The presence of several microbial species like Staphylococcus, Pseudomonas, Proteus, Bacillus, Klebsiella, and Streptococcus indicates that microorganisms are not only abundant in the environment but also nourished the soil. Numerous types of enzymes like DNase, staphylolysin, hyaluronidases, streptokinase, and staphylokinase produced by these microorganisms help in degrading the waste constituents at dumping sites (Chuku 2004).

Impacts of soil properties and pollutants on bacterial composition and diversity

The impacts of e-waste pollution on the microbial community structure and their composition at several recycling sites have been reported by various recent research studies (Liu et al. 2015). The effects of organic compounds and heavy metals are very complex in the bacterial community in a natural environment. Various physical, chemical, and biotic factors reveal this complexity (Battin et al. 2008). The soil microbial activity and composition are closely linked to soil potency and ecological features. The microbial community composition is mainly affected by the heavy metals’ toxicity and diverse levels of PAHs (Wang et al. 2007; Zhang et al. 2010b). Taxonomic examination specified that b-proteobacteria and Firmicutes were plentiful microbial families in PAH-contaminated soils.

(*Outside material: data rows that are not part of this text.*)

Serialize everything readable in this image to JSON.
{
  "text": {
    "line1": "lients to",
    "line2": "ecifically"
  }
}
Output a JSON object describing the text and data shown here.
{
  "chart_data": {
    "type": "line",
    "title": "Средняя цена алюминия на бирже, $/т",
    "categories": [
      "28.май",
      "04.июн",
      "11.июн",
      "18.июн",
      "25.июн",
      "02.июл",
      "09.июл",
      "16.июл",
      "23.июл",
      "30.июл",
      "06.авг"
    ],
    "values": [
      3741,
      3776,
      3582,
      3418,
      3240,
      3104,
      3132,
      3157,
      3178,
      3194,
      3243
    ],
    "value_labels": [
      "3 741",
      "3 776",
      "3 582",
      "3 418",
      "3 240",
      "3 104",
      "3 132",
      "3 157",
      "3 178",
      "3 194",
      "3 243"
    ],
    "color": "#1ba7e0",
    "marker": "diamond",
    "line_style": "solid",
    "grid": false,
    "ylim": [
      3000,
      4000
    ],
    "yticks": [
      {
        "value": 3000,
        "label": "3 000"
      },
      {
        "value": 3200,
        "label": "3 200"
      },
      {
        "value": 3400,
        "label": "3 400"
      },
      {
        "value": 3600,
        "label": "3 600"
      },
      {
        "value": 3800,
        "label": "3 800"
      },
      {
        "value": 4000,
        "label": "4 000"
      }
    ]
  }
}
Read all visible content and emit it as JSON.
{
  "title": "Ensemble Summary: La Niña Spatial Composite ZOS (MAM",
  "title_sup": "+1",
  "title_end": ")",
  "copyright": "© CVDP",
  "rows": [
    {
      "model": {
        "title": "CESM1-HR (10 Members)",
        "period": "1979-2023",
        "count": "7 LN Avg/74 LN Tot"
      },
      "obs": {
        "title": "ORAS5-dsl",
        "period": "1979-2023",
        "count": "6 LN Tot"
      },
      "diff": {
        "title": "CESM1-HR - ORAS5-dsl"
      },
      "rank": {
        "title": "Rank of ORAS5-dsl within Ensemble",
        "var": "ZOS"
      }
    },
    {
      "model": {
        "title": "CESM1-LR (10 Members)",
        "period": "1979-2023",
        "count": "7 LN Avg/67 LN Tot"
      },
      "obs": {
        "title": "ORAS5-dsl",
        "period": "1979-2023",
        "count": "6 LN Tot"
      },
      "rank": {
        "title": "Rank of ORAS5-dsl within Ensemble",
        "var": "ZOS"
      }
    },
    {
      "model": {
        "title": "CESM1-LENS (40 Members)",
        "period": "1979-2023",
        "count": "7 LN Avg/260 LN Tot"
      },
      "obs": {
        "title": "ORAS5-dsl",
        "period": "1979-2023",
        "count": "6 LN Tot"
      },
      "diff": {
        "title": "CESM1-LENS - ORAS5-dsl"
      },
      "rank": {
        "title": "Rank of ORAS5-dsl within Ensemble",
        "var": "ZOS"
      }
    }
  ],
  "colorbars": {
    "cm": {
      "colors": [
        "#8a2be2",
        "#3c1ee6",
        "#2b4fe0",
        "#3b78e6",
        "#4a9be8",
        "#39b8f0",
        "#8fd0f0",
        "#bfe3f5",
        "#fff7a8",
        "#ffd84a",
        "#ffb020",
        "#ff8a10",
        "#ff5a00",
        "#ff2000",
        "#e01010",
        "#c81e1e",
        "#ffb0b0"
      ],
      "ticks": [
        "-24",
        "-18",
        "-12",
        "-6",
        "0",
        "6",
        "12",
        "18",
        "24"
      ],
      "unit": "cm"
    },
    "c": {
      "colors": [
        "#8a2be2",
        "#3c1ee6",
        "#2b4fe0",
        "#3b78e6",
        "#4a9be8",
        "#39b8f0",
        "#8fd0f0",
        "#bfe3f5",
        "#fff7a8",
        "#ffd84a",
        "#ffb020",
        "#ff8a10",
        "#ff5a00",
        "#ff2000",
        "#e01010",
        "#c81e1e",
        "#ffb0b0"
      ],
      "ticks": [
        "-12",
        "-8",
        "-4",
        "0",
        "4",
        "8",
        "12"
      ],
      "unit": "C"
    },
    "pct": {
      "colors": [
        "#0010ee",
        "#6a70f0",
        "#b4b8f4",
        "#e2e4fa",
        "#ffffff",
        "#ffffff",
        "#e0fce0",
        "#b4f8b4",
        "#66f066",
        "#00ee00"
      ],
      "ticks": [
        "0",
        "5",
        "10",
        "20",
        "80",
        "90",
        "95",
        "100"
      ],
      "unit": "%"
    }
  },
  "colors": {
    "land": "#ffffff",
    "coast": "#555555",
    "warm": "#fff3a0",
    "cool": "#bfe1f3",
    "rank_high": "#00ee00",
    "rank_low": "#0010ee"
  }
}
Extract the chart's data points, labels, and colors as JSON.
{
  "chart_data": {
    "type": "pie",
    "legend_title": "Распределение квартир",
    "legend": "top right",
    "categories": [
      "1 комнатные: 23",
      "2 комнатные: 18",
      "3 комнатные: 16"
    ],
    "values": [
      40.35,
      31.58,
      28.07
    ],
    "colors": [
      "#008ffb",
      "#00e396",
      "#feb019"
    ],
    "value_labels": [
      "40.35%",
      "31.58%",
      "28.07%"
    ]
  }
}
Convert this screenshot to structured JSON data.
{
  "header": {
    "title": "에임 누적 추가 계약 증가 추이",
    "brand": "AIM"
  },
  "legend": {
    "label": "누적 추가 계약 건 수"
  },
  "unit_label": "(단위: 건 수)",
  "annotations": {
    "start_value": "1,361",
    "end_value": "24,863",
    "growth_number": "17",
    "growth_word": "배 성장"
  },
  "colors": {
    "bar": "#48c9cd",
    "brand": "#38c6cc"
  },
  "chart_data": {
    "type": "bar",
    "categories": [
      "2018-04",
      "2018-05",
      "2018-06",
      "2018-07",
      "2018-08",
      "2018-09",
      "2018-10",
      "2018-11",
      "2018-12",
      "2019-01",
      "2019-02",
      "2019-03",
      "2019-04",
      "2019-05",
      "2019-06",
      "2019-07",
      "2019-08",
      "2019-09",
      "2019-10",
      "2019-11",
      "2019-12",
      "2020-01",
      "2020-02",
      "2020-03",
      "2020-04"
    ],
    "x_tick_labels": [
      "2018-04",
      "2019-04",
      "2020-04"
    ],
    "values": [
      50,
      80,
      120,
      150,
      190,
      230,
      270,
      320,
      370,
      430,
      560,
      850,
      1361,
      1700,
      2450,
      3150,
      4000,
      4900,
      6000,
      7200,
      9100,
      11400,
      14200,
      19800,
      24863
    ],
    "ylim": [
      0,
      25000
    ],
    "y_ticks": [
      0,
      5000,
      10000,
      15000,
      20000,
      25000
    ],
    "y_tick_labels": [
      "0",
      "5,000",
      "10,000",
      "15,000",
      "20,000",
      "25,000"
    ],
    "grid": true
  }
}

Microbial community structure may be affected by several ecological variables. The seasonal variation was described to be insignificant while comparing with soil physicochemical properties by earlier research studies (Krave et al. 2002; Fierer and Jackson 2006). The mobility of heavy metals might be modified by soil pH and organic matter (Calugaru et al. 2016; Pakzad et al. 2016), which may disturb the microbial community structure significantly. Organic carbon was associated with the presence of organic contaminants comprising PCBs, PBDEs, and PAHs (Calugaru et al. 2016; Jiang et al. 2016), additionally influencing microbial access to these toxins and their biological toxicity.

Conclusion

The analysis of e-waste contaminated soil has shown a significant positive relationship between the pairs of some physicochemical properties of the soil. The organic carbon content of the soil was low because of the high temperature and higher aeration in the soil which raises the oxidation rate of organic matter. The correlation coefficient between heavy metals revealed a significant positive correlation. The 16S rRNA gene sequencing has delivered an inclusive appearance at the configuration and variety of microbial populations in the soil polluted by electronic waste, which indicted that collective contamination of metals and toxic biological compounds has a significant influence on the microbiota of soil. The present study revealed that the contamination of heavy metals influences bacterial activities in the soil. The present research study demonstrated that the microbial community structure specifically 16S rRNA gene sequencing indicated the presence of different bacterial species such as Micrococcus aloeverae, Kocuria turfanensis, Bacillus licheniformis, Bacillus jeotgali, Bacillus velezensis, and Bacillus haikouensis as dominant lineages in the soil microbial assemblies. Due to the growing environmental concerns of e-waste, the possible hazards of diversified pollution to the quality and health of soil should be studied further. Such extensive knowledge would contribute to a deeper understanding of the ecological risk assessment of e-waste.